1.2. Die Vorinstanz führt aus, der Beschwerdeführer habe erst eingeräumt,
Y.________ zu kennen, als man ihm vorgehalten habe, dass beim Tatort ihre
Spuren auf einem Abfallsack gefunden worden seien. Sodann sei der
Beschwerdeführer auf Flachwerkzeuge zu sprechen gekommen, die man ihm gestohlen
habe, ohne dass der Einsatz derselben beim Einbruch in den Verkaufsladen
erwähnt worden sei. Die Vorinstanz wertet diese Aussagen als
Schutzbehauptungen. Der genaue Fundort des Abfallsacks gehe aus den Akten zwar
nicht hervor.
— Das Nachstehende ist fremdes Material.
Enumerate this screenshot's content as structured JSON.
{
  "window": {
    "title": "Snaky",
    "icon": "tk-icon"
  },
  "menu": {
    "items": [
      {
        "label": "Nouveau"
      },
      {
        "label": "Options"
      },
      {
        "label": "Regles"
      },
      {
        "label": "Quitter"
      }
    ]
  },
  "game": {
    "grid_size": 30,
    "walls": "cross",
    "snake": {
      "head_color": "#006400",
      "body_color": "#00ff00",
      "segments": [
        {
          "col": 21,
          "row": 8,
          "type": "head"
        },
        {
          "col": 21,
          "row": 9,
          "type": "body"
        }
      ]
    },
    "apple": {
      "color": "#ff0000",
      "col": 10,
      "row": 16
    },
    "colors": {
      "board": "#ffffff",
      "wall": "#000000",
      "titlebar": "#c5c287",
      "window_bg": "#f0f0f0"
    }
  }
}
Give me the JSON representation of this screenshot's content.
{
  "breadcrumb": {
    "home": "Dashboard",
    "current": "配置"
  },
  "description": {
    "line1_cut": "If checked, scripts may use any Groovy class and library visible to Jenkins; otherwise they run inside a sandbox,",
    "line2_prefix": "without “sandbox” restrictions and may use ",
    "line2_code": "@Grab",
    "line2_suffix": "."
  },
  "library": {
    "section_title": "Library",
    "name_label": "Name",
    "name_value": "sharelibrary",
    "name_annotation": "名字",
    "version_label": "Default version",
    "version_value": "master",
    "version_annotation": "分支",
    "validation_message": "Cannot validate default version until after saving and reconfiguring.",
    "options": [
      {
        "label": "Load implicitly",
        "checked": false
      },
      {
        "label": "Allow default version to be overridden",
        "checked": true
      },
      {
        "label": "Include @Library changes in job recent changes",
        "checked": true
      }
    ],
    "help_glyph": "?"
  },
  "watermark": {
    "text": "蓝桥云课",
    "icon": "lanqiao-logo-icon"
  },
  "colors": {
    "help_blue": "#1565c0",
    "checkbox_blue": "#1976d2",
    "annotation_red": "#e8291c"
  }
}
Gemäss Polizeirapport müsse ihn der Anzeigeerstatter aber in
unmittelbarer Nähe des Ladens gefunden haben. Die Vorinstanz erachtet den
angeklagten Sachverhalt insbesondere als erstellt, da vor dem Laden kurz nach
der Tat ein Abfallsack mit dem Fingerabdruck des Beschwerdeführers gefunden
wurde (Urteil S. 14-17 E. 3.2-3.5).

1.3. Die vorinstanzliche Sachverhaltsfeststellung kann nur gerügt werden, wenn
sie offensichtlich unrichtig ist oder auf einer Rechtsverletzung im Sinne von
Art. 95 BGG beruht und wenn die Behebung des Mangels für den Ausgang des
Verfahrens entscheidend sein kann (Art. 97 Abs. 1 BGG). Offensichtlich
unrichtig ist die Sachverhaltsfeststellung, wenn sie willkürlich ist (BGE 137
III 226 E. 4.2 S. 234; zum Begriff der Willkür BGE 138 I 49 E. 7.1; 136 III 552
E. 4.2; je mit Hinweisen). Eine entsprechende Rüge muss klar und substanziiert
begründet werden (Art. 42 Abs. 2 und Art. 106 Abs. 2 BGG; BGE 137 IV 1 E.
4.2.3; 136 I 65 E. 1.3.1; je mit Hinweisen).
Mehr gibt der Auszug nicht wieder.